A strong candidate would first frame the product goal: “I’d clarify whether the summary is meant to save users time, increase meaningful engagement, reduce exposure to toxic comments, or help creators understand feedback.” They would also ask where the summary appears, whether users can expand comments, what languages are in scope, and whether the model is summarizing public comments or sensitive/private content. The answer should be organized around four pillars: offline quality, safety/integrity, online experimentation, and operational constraints. Offline, they would propose human-rated summary faithfulness, coverage, toxicity, and readability, plus slice analysis by language, topic, comment volume, and creator type. Online, they would run an A/B test with guardrails: primary metrics might be comment-thread engagement, creator satisfaction, or time saved; guardrails might include hide/report rate, misinformation exposure, negative feedback, latency, and model cost. A key tradeoff is that increasing summary compression may reduce cognitive load but also hide minority viewpoints or misrepresent sentiment, especially in polarized threads. They should explicitly flag that LLM quality cannot be judged only by engagement because a misleading summary could increase clicks while harming trust. A strong close would be: “If I had more time, I’d add longitudinal metrics, creator surveys, and post-launch monitoring for drift, especially around breaking news and high-risk content.”

A second angle

Why do transformers use attention instead of RNNs?

The same fundamentals apply, but the framing is more model-mechanics than product-evaluation. Here, the candidate should explain that recurrent neural networks process tokens sequentially, making long-range dependencies and parallel training harder, while transformers use self-attention to connect any token pair directly. The tradeoff is that transformers parallelize well on GPUs and scale effectively, but standard attention becomes expensive for long contexts because compute and memory grow roughly as $O(n^2)$ . A product-aware answer would connect this to real constraints: longer chat history or more retrieved documents may improve relevance, but can increase latency, cost, and truncation risk. The best candidates bridge mechanics to decisions: use smaller context windows, retrieval, summarization, caching, or long-context architectures depending on the feature’s quality-latency-cost frontier.

Common pitfalls

Pitfall: Treating LLM evaluation as “just measure accuracy.”

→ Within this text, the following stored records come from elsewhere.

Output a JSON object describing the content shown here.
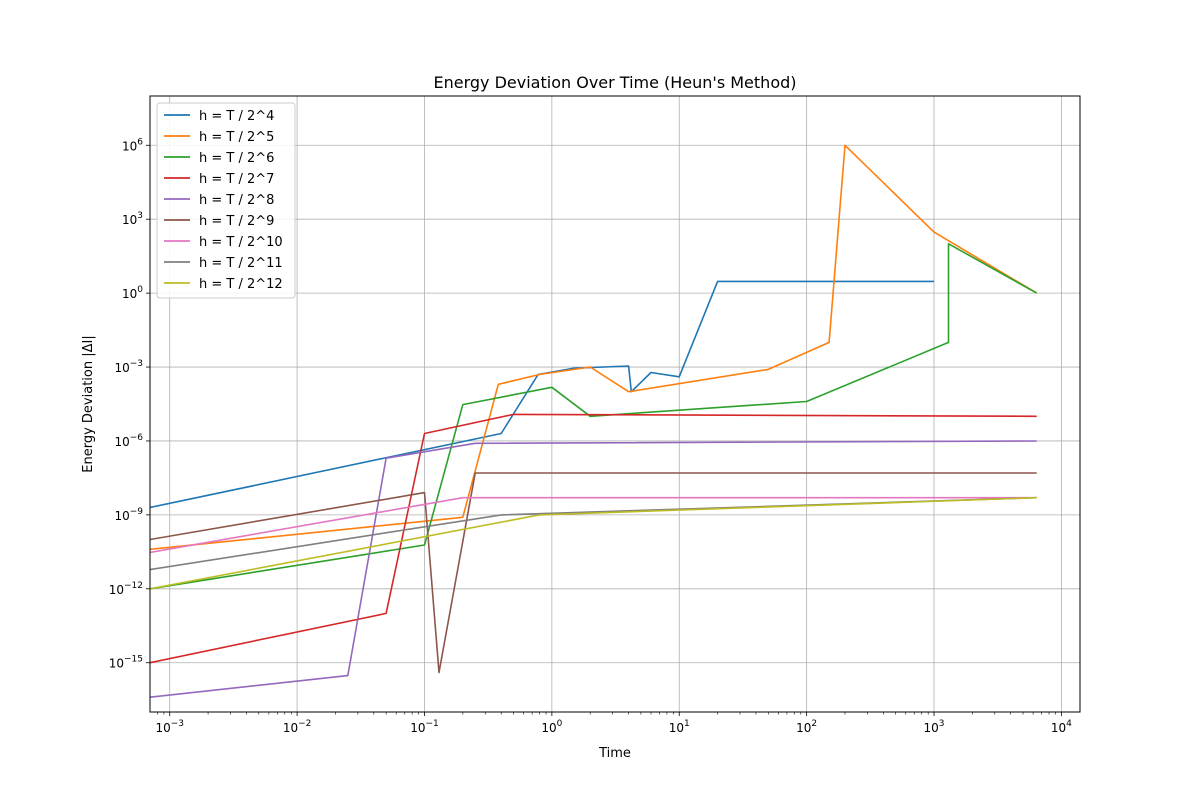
{
  "chart_data": {
    "type": "line",
    "title": "Energy Deviation Over Time (Heun's Method)",
    "xlabel": "Time",
    "ylabel": "Energy Deviation |ΔI|",
    "xscale": "log",
    "yscale": "log",
    "xlim": [
      0.0007,
      14000
    ],
    "ylim": [
      1e-17,
      100000000.0
    ],
    "xticks": [
      {
        "value": 0.001,
        "base": "10",
        "exp": "−3"
      },
      {
        "value": 0.01,
        "base": "10",
        "exp": "−2"
      },
      {
        "value": 0.1,
        "base": "10",
        "exp": "−1"
      },
      {
        "value": 1,
        "base": "10",
        "exp": "0"
      },
      {
        "value": 10,
        "base": "10",
        "exp": "1"
      },
      {
        "value": 100,
        "base": "10",
        "exp": "2"
      },
      {
        "value": 1000,
        "base": "10",
        "exp": "3"
      },
      {
        "value": 10000,
        "base": "10",
        "exp": "4"
      }
    ],
    "yticks": [
      {
        "value": 1e-15,
        "base": "10",
        "exp": "−15"
      },
      {
        "value": 1e-12,
        "base": "10",
        "exp": "−12"
      },
      {
        "value": 1e-09,
        "base": "10",
        "exp": "−9"
      },
      {
        "value": 1e-06,
        "base": "10",
        "exp": "−6"
      },
      {
        "value": 0.001,
        "base": "10",
        "exp": "−3"
      },
      {
        "value": 1,
        "base": "10",
        "exp": "0"
      },
      {
        "value": 1000,
        "base": "10",
        "exp": "3"
      },
      {
        "value": 1000000,
        "base": "10",
        "exp": "6"
      }
    ],
    "grid": true,
    "legend_position": "top-left",
    "series": [
      {
        "name": "h = T / 2^4",
        "color": "#1f77b4",
        "points": [
          [
            0.0007,
            2e-09
          ],
          [
            0.4,
            2e-06
          ],
          [
            0.78,
            0.0005
          ],
          [
            1.5,
            0.0009
          ],
          [
            4,
            0.0011
          ],
          [
            4.2,
            0.0001
          ],
          [
            6,
            0.0006
          ],
          [
            10,
            0.0004
          ],
          [
            20,
            3
          ],
          [
            100,
            3
          ],
          [
            1000,
            3
          ]
        ]
      },
      {
        "name": "h = T / 2^5",
        "color": "#ff7f0e",
        "points": [
          [
            0.0007,
            4e-11
          ],
          [
            0.2,
            8e-10
          ],
          [
            0.38,
            0.0002
          ],
          [
            0.8,
            0.0005
          ],
          [
            2,
            0.001
          ],
          [
            4,
            0.0001
          ],
          [
            50,
            0.0008
          ],
          [
            150,
            0.01
          ],
          [
            200,
            1000000.0
          ],
          [
            1000,
            300.0
          ],
          [
            6400,
            1
          ]
        ]
      },
      {
        "name": "h = T / 2^6",
        "color": "#2ca02c",
        "points": [
          [
            0.0007,
            1e-12
          ],
          [
            0.1,
            6e-11
          ],
          [
            0.2,
            3e-05
          ],
          [
            1,
            0.00015
          ],
          [
            2,
            1e-05
          ],
          [
            100,
            4e-05
          ],
          [
            1300,
            0.01
          ],
          [
            1300,
            100.0
          ],
          [
            6400,
            1
          ]
        ]
      },
      {
        "name": "h = T / 2^7",
        "color": "#d62728",
        "points": [
          [
            0.0007,
            1e-15
          ],
          [
            0.05,
            1e-13
          ],
          [
            0.1,
            2e-06
          ],
          [
            0.5,
            1.2e-05
          ],
          [
            6400,
            1e-05
          ]
        ]
      },
      {
        "name": "h = T / 2^8",
        "color": "#9467bd",
        "points": [
          [
            0.0007,
            4e-17
          ],
          [
            0.025,
            3e-16
          ],
          [
            0.05,
            2e-07
          ],
          [
            0.25,
            8e-07
          ],
          [
            6400,
            1e-06
          ]
        ]
      },
      {
        "name": "h = T / 2^9",
        "color": "#8c564b",
        "points": [
          [
            0.0007,
            1e-10
          ],
          [
            0.1,
            8e-09
          ],
          [
            0.13,
            4e-16
          ],
          [
            0.25,
            5e-08
          ],
          [
            6400,
            5e-08
          ]
        ]
      },
      {
        "name": "h = T / 2^10",
        "color": "#e377c2",
        "points": [
          [
            0.0007,
            3e-11
          ],
          [
            0.2,
            5e-09
          ],
          [
            6400,
            5e-09
          ]
        ]
      },
      {
        "name": "h = T / 2^11",
        "color": "#7f7f7f",
        "points": [
          [
            0.0007,
            6e-12
          ],
          [
            0.4,
            1e-09
          ],
          [
            6400,
            5e-09
          ]
        ]
      },
      {
        "name": "h = T / 2^12",
        "color": "#bcbd22",
        "points": [
          [
            0.0007,
            1e-12
          ],
          [
            0.8,
            1e-09
          ],
          [
            6400,
            5e-09
          ]
        ]
      }
    ]
  }
}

Many LLM tasks do not have a single correct answer, so exact-match accuracy can be misleading. A better answer separates task types: classification may use precision/recall/F1; summarization needs faithfulness and coverage; chat assistants need preference ratings, safety rates, latency, and online user outcomes.

Pitfall: Giving a model-centric answer when the role is Data Scientist.

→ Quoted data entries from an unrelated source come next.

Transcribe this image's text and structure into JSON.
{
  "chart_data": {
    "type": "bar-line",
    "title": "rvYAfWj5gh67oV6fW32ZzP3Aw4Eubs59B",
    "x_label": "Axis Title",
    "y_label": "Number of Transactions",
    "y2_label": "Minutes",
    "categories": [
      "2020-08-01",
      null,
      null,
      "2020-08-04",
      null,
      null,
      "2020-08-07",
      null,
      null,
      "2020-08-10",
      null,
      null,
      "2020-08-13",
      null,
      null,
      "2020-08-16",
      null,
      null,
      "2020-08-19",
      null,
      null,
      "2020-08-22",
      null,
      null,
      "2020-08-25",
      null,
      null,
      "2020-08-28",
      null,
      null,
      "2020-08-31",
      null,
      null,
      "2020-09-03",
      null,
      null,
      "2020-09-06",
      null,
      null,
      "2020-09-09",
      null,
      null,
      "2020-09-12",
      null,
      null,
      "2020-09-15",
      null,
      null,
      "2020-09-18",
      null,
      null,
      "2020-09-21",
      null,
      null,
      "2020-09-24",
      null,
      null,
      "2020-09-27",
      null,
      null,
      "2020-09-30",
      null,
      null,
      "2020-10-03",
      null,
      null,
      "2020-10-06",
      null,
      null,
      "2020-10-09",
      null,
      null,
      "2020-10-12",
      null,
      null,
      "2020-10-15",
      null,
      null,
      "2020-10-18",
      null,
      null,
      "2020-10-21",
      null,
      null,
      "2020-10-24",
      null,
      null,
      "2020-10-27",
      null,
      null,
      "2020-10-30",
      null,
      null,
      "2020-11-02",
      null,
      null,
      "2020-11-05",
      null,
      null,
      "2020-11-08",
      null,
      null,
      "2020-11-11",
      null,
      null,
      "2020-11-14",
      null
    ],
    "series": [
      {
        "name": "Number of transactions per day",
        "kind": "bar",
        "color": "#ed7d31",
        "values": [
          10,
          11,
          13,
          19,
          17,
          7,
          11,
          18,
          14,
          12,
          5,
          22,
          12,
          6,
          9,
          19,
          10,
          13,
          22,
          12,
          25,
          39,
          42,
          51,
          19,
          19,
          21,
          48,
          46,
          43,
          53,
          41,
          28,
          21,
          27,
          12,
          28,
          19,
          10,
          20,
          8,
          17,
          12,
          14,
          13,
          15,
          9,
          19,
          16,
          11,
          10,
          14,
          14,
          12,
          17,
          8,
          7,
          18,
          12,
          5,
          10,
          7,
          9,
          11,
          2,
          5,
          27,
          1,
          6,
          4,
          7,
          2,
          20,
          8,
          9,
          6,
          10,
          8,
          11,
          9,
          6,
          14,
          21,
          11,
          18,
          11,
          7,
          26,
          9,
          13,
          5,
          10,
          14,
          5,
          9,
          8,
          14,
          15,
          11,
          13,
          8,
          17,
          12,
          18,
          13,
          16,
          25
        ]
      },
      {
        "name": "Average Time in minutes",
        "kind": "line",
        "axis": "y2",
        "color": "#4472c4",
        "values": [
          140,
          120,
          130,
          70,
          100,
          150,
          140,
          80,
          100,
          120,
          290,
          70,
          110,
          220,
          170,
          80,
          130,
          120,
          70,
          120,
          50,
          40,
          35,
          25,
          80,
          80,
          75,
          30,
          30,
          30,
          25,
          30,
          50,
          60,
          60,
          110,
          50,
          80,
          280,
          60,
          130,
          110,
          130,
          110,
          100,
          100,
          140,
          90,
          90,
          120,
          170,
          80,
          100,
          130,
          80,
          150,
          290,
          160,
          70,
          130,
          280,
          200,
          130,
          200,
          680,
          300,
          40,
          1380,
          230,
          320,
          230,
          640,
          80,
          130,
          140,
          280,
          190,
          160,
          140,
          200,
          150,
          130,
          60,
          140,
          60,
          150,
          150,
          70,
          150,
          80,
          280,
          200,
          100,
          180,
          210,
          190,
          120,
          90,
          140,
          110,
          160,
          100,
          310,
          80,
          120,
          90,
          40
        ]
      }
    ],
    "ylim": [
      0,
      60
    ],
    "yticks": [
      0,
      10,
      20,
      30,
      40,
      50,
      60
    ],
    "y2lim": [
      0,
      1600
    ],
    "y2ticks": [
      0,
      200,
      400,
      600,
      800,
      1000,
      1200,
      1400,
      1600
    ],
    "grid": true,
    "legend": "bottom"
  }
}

A tempting answer is to spend five minutes on transformer layers, feed-forward blocks, and positional encodings without connecting to Meta product decisions. The stronger response explains enough mechanics to justify measurement choices, then moves to experiment design, metrics, slices, guardrails, and launch criteria.

Pitfall: Ignoring failure modes in edge populations and long-tail content.

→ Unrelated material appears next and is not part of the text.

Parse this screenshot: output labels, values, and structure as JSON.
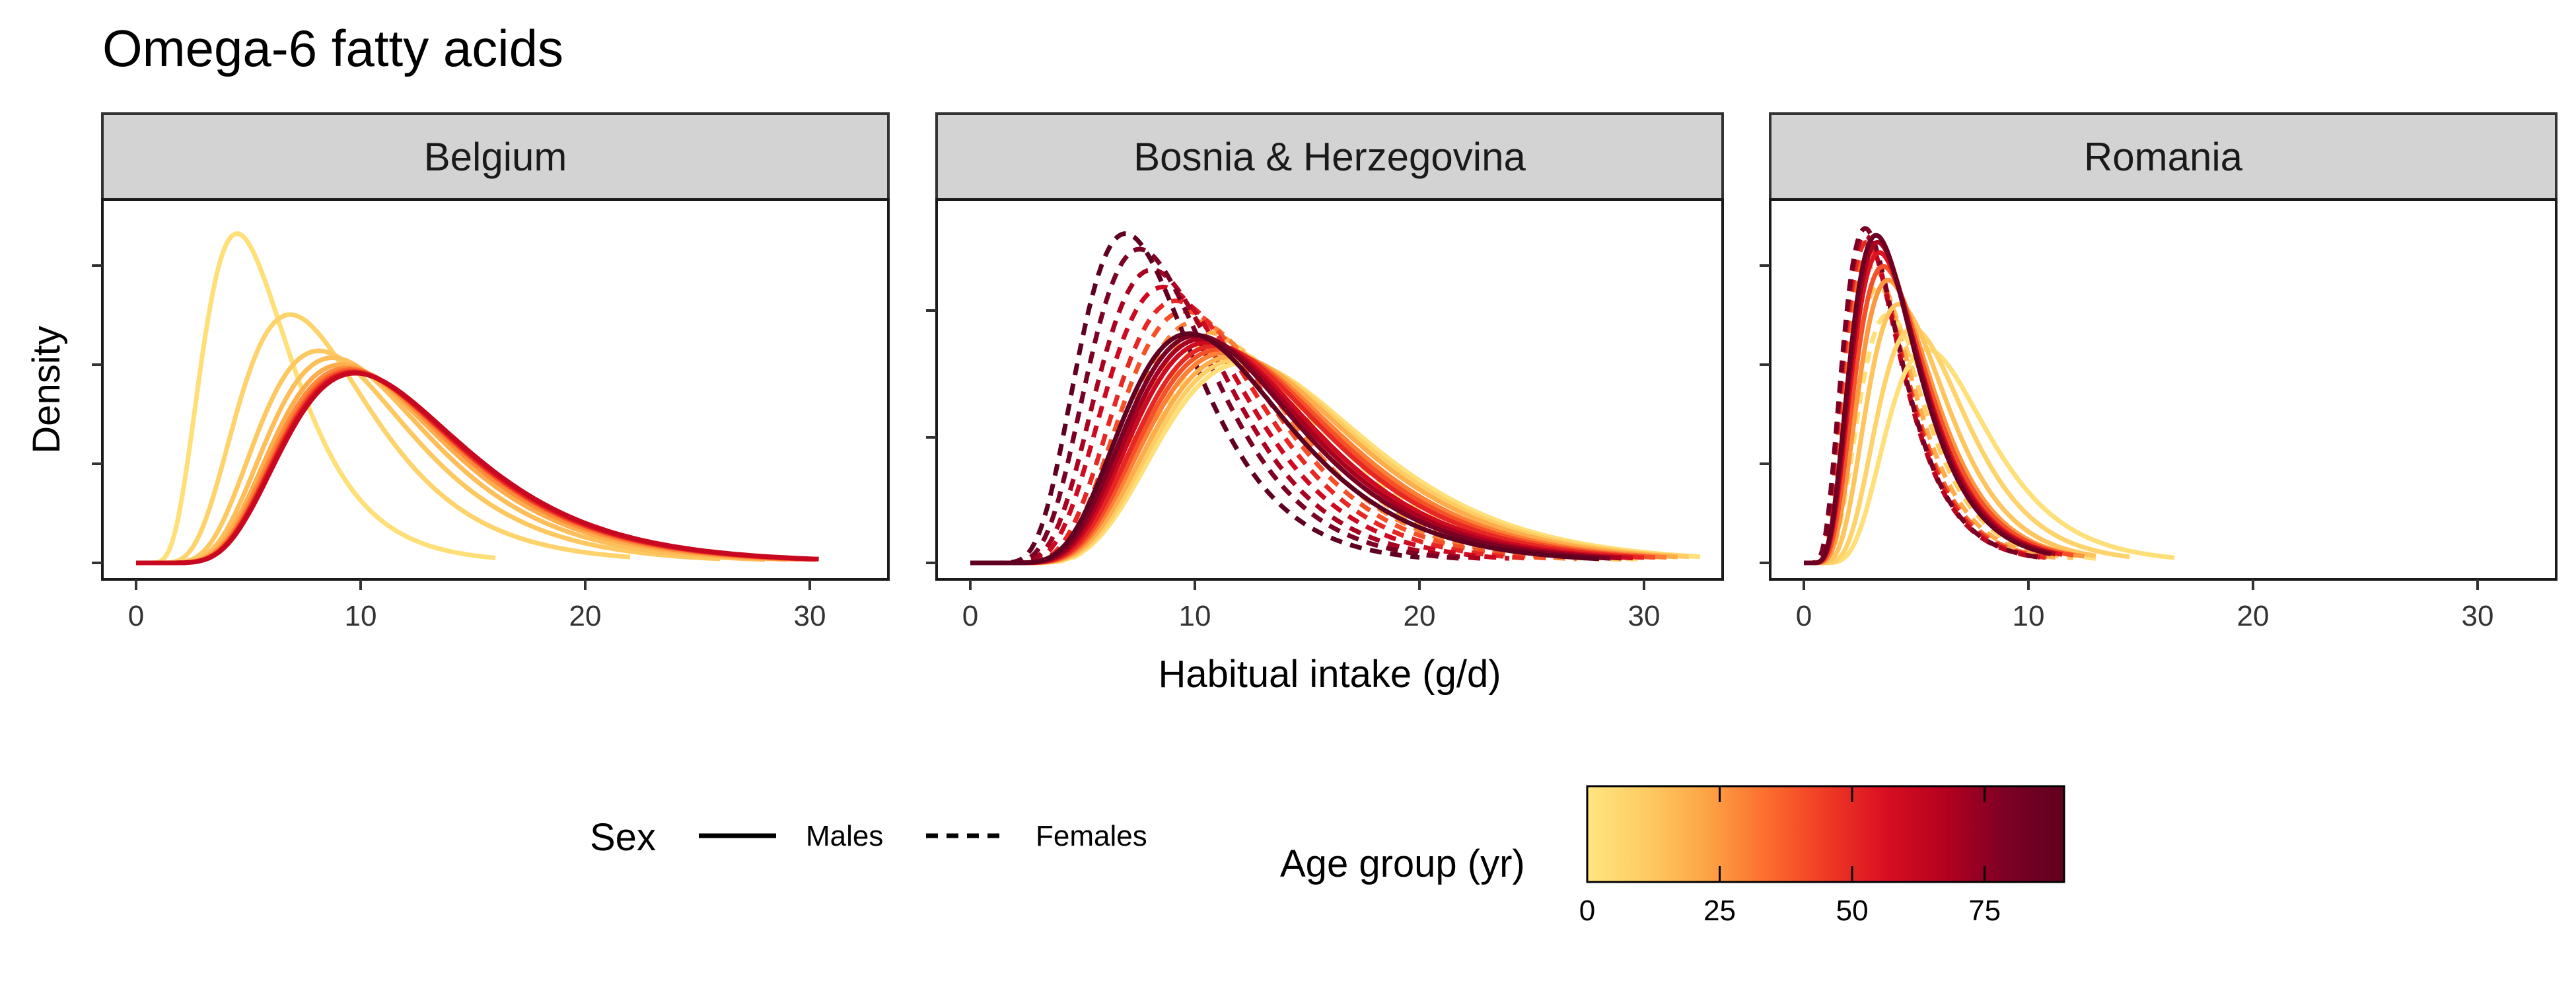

Saying “we can fine-tune on more data” is too shallow. Interviewers expect discussion of hallucination, toxicity, multilingual degradation, prompt injection, privacy leakage, distribution shift, and subgroup performance, especially because social platforms operate across many languages, cultures, and content domains.

Connections

Interviewers may pivot from LLM fundamentals into recommendation systems, especially embeddings, retrieval, ranking, and personalization. They may also pivot into A/B testing, causal inference, or integrity measurement, asking how to prove that an AI feature improves user value without increasing harm. For deeper technical follow-ups, expect questions on RAG, fine-tuning strategy, human-label quality, calibration, or cost-latency tradeoffs.